中学受験の目的の一つとして、「高校受験で必要な内申書、要は他人からの評価を気にせずに伸び伸びとした中高6年生を送らせてあげたい」を挙げる方は多いと思います。
が、「内申書」を回避できても、小学生のうちから塾のクラスの昇降に過敏にならざるを得ない環境に長期間晒し続けるのは好ましいと言えません。
「伸び伸び」どころか、公立中学に行った場合以上に、他人からの「評価」ばかりを気にする人格が形成されてしまうおそれがあります。
あとは、勉強のやり方。
中学受験によって、常に他から強制されていないと何もできない人格が形成されてしまうというリスクは、何としてでも避けなければなりません。
私見ですが、大学受験の勉強方法なんて自分で決めるべきものだと思っています。
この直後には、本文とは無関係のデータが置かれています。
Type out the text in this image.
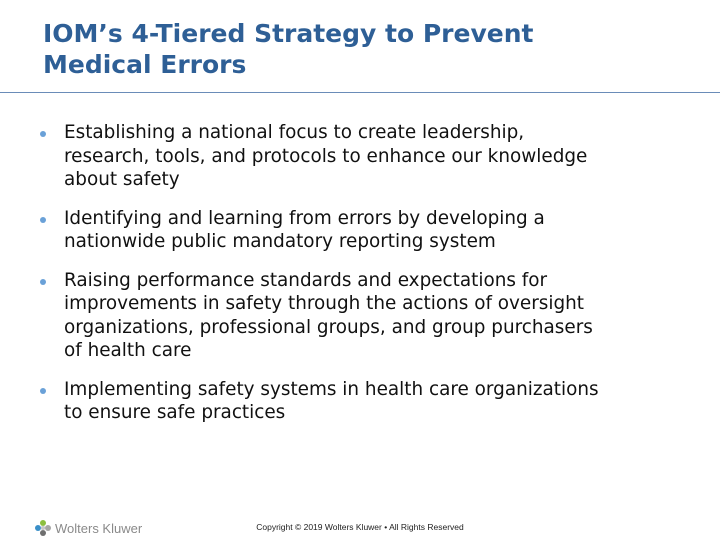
IOM’s 4-Tiered Strategy to Prevent
Medical Errors
Establishing a national focus to create leadership,
research, tools, and protocols to enhance our knowledge
about safety
Identifying and learning from errors by developing a
nationwide public mandatory reporting system
Raising performance standards and expectations for
improvements in safety through the actions of oversight
organizations, professional groups, and group purchasers
of health care
Implementing safety systems in health care organizations
to ensure safe practices
Wolters Kluwer	Copyright © 2019 Wolters Kluwer • All Rights Reserved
どの塾でどの授業を選択しどう勉強するかといった「自分なりの感覚」は、高校受験がない中高一貫校生の方が本来ならば身につけやすいはずです。
ところが、最近では、大学受験も中学受験と同様の重課金を受けて、言われたことを言われた通りにやるのが当たり前と思っている中高一貫校生が増えているようです。
先日、こんな記事が掲載されていました。
https://www.moneypost.jp/1034537
簡単に言えば、2人のお子さんを私立の中高に通わせているのに、2000万円あった年収が半減してしまったという記事です。
その年収で、子ども二人を私立に通わせるのは大変厳しいというのは分かります。
- 中学受験時は、SAPIX通塾の他に家庭教師もつけていた
- 今現在、御三家に通学している上の息子は、東大進学塾にも通塾し、家庭教師もつけている
- 「課金」に頼りすぎると親の年収が減った時にリスクが大きいので、やり過ぎはやめましょう
というよりは、
- 中学受験、そして中高6年間を通じ、自ら試行錯誤して勉強方法を編み出せる環境を提供することが大事 (手段を選ばずに偏差値が高い中学に入れることを第一義とするのは、必ずしも正しいとは限らない)
という話だと思うのです。
- 両親ともに東大出身で父親は外資系勤務、世帯年収は2000万円超で、港区内のセレブマンションに在住。
- 子どもに月20万円課金して、自宅近くにある麻布を目指していたが、結局中堅校にしか行けなかった
公立高校から難関大を狙う場合、重課金をデフォルトとする受験生なんてまずいません。大手の個別指導塾の広告(合格報告)を見ていると、その大半が中高一貫校の出身者で、公立高校生はほとんど見かけません。親の経済力の差もあるのでしょうけど、それ以上に大学受験に対するスタンスが異なっていると思われます。
中学受験のせいで、言われたことを言われた通りにしかできない指示待ち人間になってしまったというオチは避けなければなりません。
ましてや中学受験のせいで子どもの人生が狂ってしまったのでは本末転倒です。狂うパターンはいくつかありますが、大半は「やりすぎ」が原因です。
個別や家庭教師等の「課金」をしなくても、大手塾に通塾しているだけで「やりすぎ」になってしまう場合もあります。何度も言っております通り、大手塾のカリキュラムそのものがオーバースペックだからです。それを認識せずに、親がマンスリーの成績や宿題とかにこだわりすぎると、子どもを潰してしまう場合があるので注意が必要です。
そのような「副作用」を回避できる中学受験のあり方が求められていると思います。